Can you post some sample data and a mock-up of the output?
Absolutely. The attachment, "MB Sample Data", contains several weeks worth of sample data for a given openstack zone.
The Cloud Team is currently using a python script to generate the forecasts for TTL for a given zone.
They are using this program to do four things:
# Smooth out the data set ewma = pandas.stats.moments.ewma fwd = ewma( Ys, span=42 ) # take EWMA in fwd direction bwd = ewma( Ys[::-1], span=42 ) # take EWMA in bwd direction c = numpy.vstack(( fwd, bwd[::-1] )) # lump fwd and bwd together c = numpy.mean( c, axis=0 ) # average
k = 1 # linear # k = 2 # parabolic # k = 3 # cubic extrapolator = UnivariateSpline( Xs[:,0], smooth, k=k )
# Predict newX =  last_timestamp = Xs[len(Xs) - 1] limit = 180 # Always predict 6 months min(len(Xs), num_days) while len(newX) < limit: series = last_timestamp + 86400 newX.append([last_timestamp, 0]) last_timestamp = series newX = numpy.asarray(newX, dtype=float) _newX =  for x in newX[:,0:1]: _newX.append(x) newY = extrapolator( _newX
4) Calculating TTL
sz_max = Max[-1] units = Ys[-1:] days = 0 for y in newY: if days >= 180 or units >= sz_max: break units = y days = days + 1
This outputs several charts that show the forecasted TTL up to 180 days for a given zone. I'd like to be able to do this in Tableau.
MB Sample Data.xlsx 218.9 KB
To get exact results my first recommendation is to use the given Python code to pre-process your data, given that there are 4 steps and the data is forecasted out beyond the range of the data this would be extremely complicated to implement in Tableau. The challenge is that fundamentally there's data set A that goes through a set of transformations to add data set B (the forecast), and I'm guessing that the final displayed view(s) are a combination of A and B. I went through an example of this sort of problem awhile back in Not a funnel cake, nor funnel charts, it’s funnel plots! | Drawing with Numbers.
Here's a step-by-step way of looking at it:
0. We start out with N data points.
1. The data is smoothed with a look forward/back in step 1 above. This can be done with a WINDOW_AVG() function in Tableau.
2. In step 2 above the data has a linear spline created. I'm not sure about the results of this Python function, I'm guessing that the extrapolating values step is adding records to the data between the smoothed values. In Tableau the only way to do that is with data densification and we can't do that on table calculation results (like the results of the WINDOW_AVG() calculation). Technically we could densify the data prior to step 1 but that means the WINDOW_AVG() calculation has to deal with the densified data and that adds complexity to that step and this step. Doing a linear spline in Tableau would require additional table calculations built on top of the WINDOW_AVG().

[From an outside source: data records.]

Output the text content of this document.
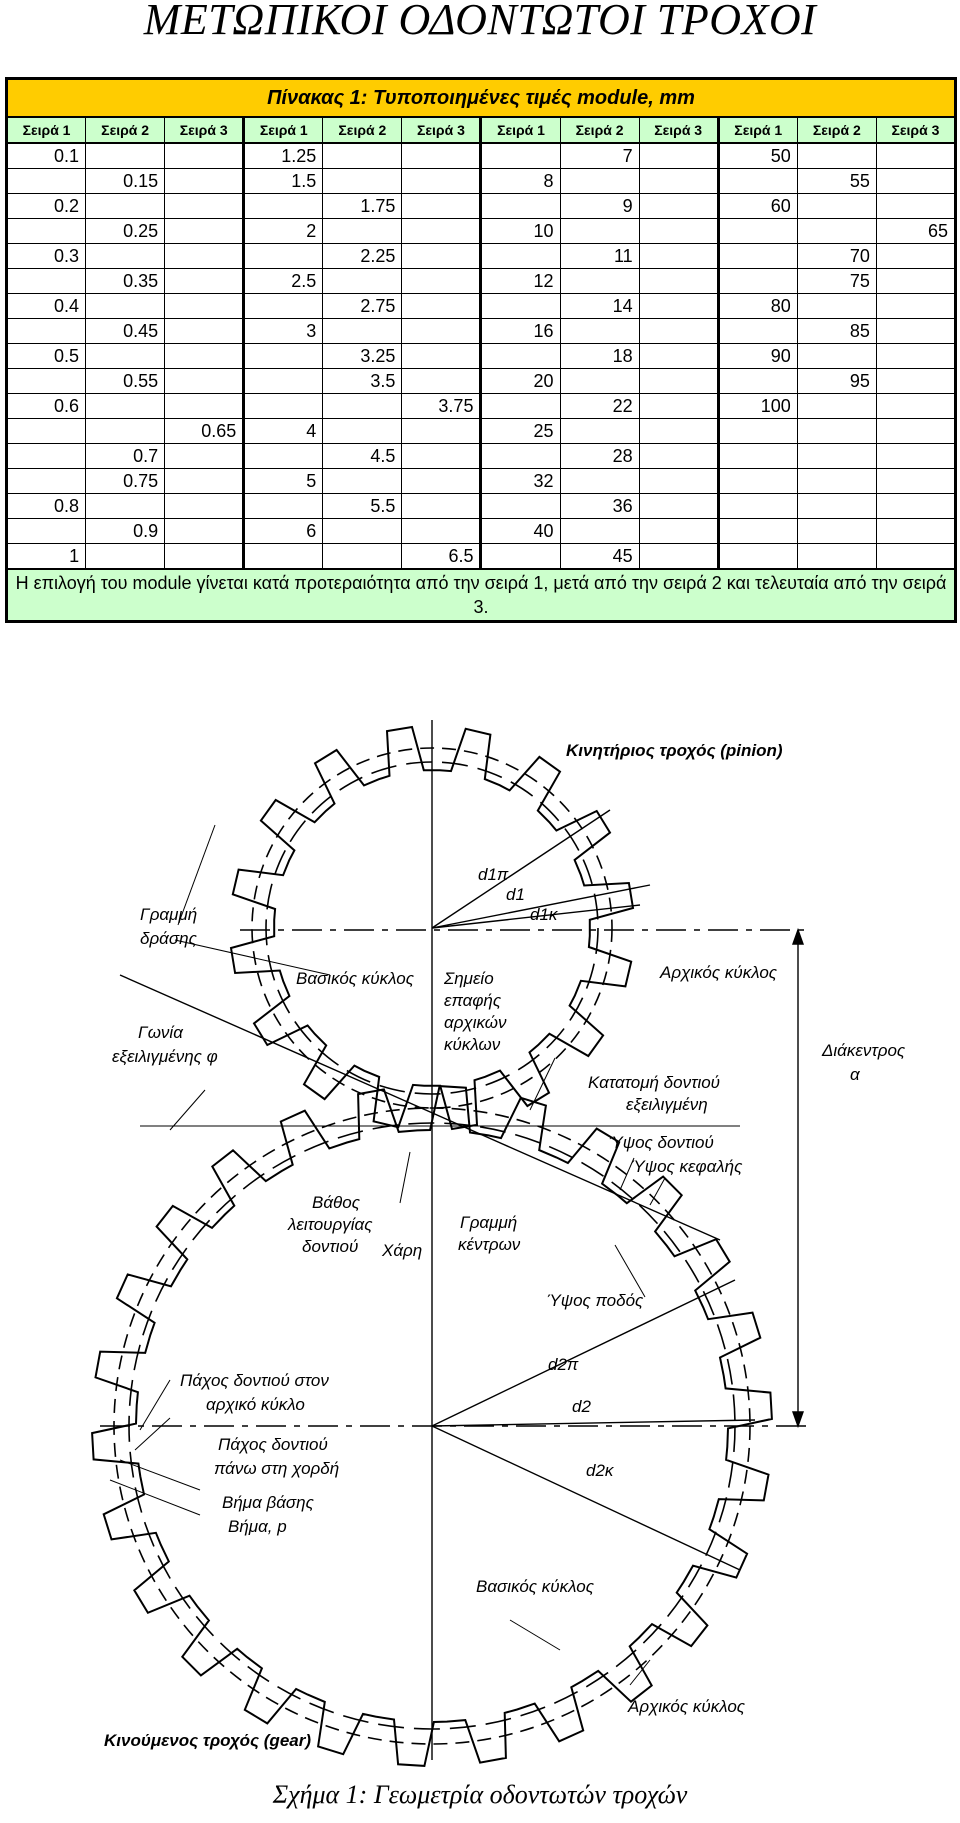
ΜΕΤΩΠΙΚΟΙ ΟΔΟΝΤΩΤΟΙ ΤΡΟΧΟΙ
Πίνακας 1: Τυποποιημένες τιμές module, mm											
Σειρά 1	Σειρά 2	Σειρά 3	Σειρά 1	Σειρά 2	Σειρά 3	Σειρά 1	Σειρά 2	Σειρά 3	Σειρά 1	Σειρά 2	Σειρά 3
0.1			1.25				7		50		
	0.15		1.5			8				55	
0.2				1.75			9		60		
	0.25		2			10					65
0.3				2.25			11			70	
	0.35		2.5			12				75	
0.4				2.75			14		80		
	0.45		3			16				85	
0.5				3.25			18		90		
	0.55			3.5		20				95	
0.6					3.75		22		100		
		0.65	4			25					
	0.7			4.5			28				
	0.75		5			32					
0.8				5.5			36				
	0.9		6			40					
1					6.5		45				
Η επιλογή του module γίνεται κατά προτεραιότητα από την σειρά 1, μετά από την σειρά 2 και τελευταία από την σειρά 3.											
Κινητήριος τροχός (pinion)
Γραμμή
δράσης
Βασικός κύκλος Σημείο
επαφής
αρχικών
κύκλων
Αρχικός κύκλος
Γωνία
εξειλιγμένης φ	Διάκεντρος
α
Κατατομή δοντιού
εξειλιγμένη
Ύψος δοντιού
Ύψος κεφαλής
Βάθος
λειτουργίας
δοντιού Χάρη
Γραμμή
κέντρων
Ύψος ποδός
d1π
d1
d1κ
d2π
d2
d2κ
Πάχος δοντιού στον
αρχικό κύκλο
Πάχος δοντιού
πάνω στη χορδή
Βήμα βάσης
Βήμα, p
Βασικός κύκλος
Αρχικός κύκλος
Κινούμενος τροχός (gear)
Σχήμα 1: Γεωμετρία οδοντωτών τροχών
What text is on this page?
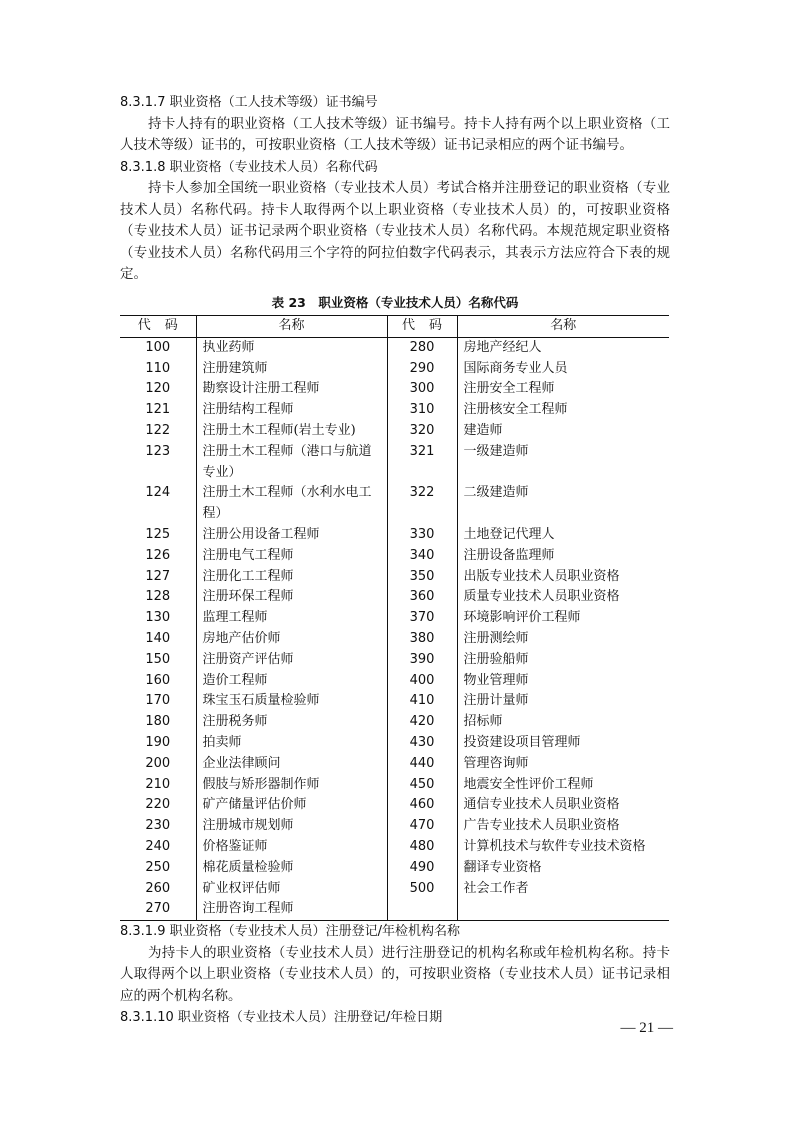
8.3.1.7 职业资格（工人技术等级）证书编号
持卡人持有的职业资格（工人技术等级）证书编号。持卡人持有两个以上职业资格（工人技术等级）证书的，可按职业资格（工人技术等级）证书记录相应的两个证书编号。
8.3.1.8 职业资格（专业技术人员）名称代码
持卡人参加全国统一职业资格（专业技术人员）考试合格并注册登记的职业资格（专业技术人员）名称代码。持卡人取得两个以上职业资格（专业技术人员）的，可按职业资格（专业技术人员）证书记录两个职业资格（专业技术人员）名称代码。本规范规定职业资格（专业技术人员）名称代码用三个字符的阿拉伯数字代码表示，其表示方法应符合下表的规定。
表 23　职业资格（专业技术人员）名称代码
代码	名称	代码	名称
100	执业药师	280	房地产经纪人
110	注册建筑师	290	国际商务专业人员
120	勘察设计注册工程师	300	注册安全工程师
121	注册结构工程师	310	注册核安全工程师
122	注册土木工程师(岩土专业)	320	建造师
123	注册土木工程师（港口与航道专业）	321	一级建造师
124	注册土木工程师（水利水电工程）	322	二级建造师
125	注册公用设备工程师	330	土地登记代理人
126	注册电气工程师	340	注册设备监理师
127	注册化工工程师	350	出版专业技术人员职业资格
128	注册环保工程师	360	质量专业技术人员职业资格
130	监理工程师	370	环境影响评价工程师
140	房地产估价师	380	注册测绘师
150	注册资产评估师	390	注册验船师
160	造价工程师	400	物业管理师
170	珠宝玉石质量检验师	410	注册计量师
180	注册税务师	420	招标师
190	拍卖师	430	投资建设项目管理师
200	企业法律顾问	440	管理咨询师
210	假肢与矫形器制作师	450	地震安全性评价工程师
220	矿产储量评估价师	460	通信专业技术人员职业资格
230	注册城市规划师	470	广告专业技术人员职业资格
240	价格鉴证师	480	计算机技术与软件专业技术资格
250	棉花质量检验师	490	翻译专业资格
260	矿业权评估师	500	社会工作者
270	注册咨询工程师		
8.3.1.9 职业资格（专业技术人员）注册登记/年检机构名称
为持卡人的职业资格（专业技术人员）进行注册登记的机构名称或年检机构名称。持卡人取得两个以上职业资格（专业技术人员）的，可按职业资格（专业技术人员）证书记录相应的两个机构名称。
8.3.1.10 职业资格（专业技术人员）注册登记/年检日期
— 21 —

3. The interpolation/prediction calculation and TTL calculations are certainly adding rows to the data beyond what exists in the data -- creating the data source B. This is not something Tableau does at this time. There are ways we can work around it such as by "re-using" the original records in the data (which is what I did in the funnel plot workbook above) or a second technique where we add one or more dummy records to the data or do a self union that would enable us to (prior to step 1) to further densify the data in Tableau such that we have enough data to do build the forecast. This data prep is sometimes not possible and as I'd mentioned *all* the calculations have to deal with the densified data to accurately return results, plus since this is all done in Tableau at the time of refresh depending on your data volumes it can be memory and/or processor intensive. Also, I'm not 100% sure of the calculation logic used in the array (I'm not that good at reading Python), there are cases of nested iterative computations that are not feasible in Tableau (though they can sometimes be pushed into R using Tableau's R integration).
For any of us to help further we'd most likely need a next level of clarification of exactly what is happening at each step of the Python sample code you gave in order to translate that into Tableau-speak. In addition having intermediate and final outputs of the Python code on a sample data set would be helpful in validating the numbers at each step of the way.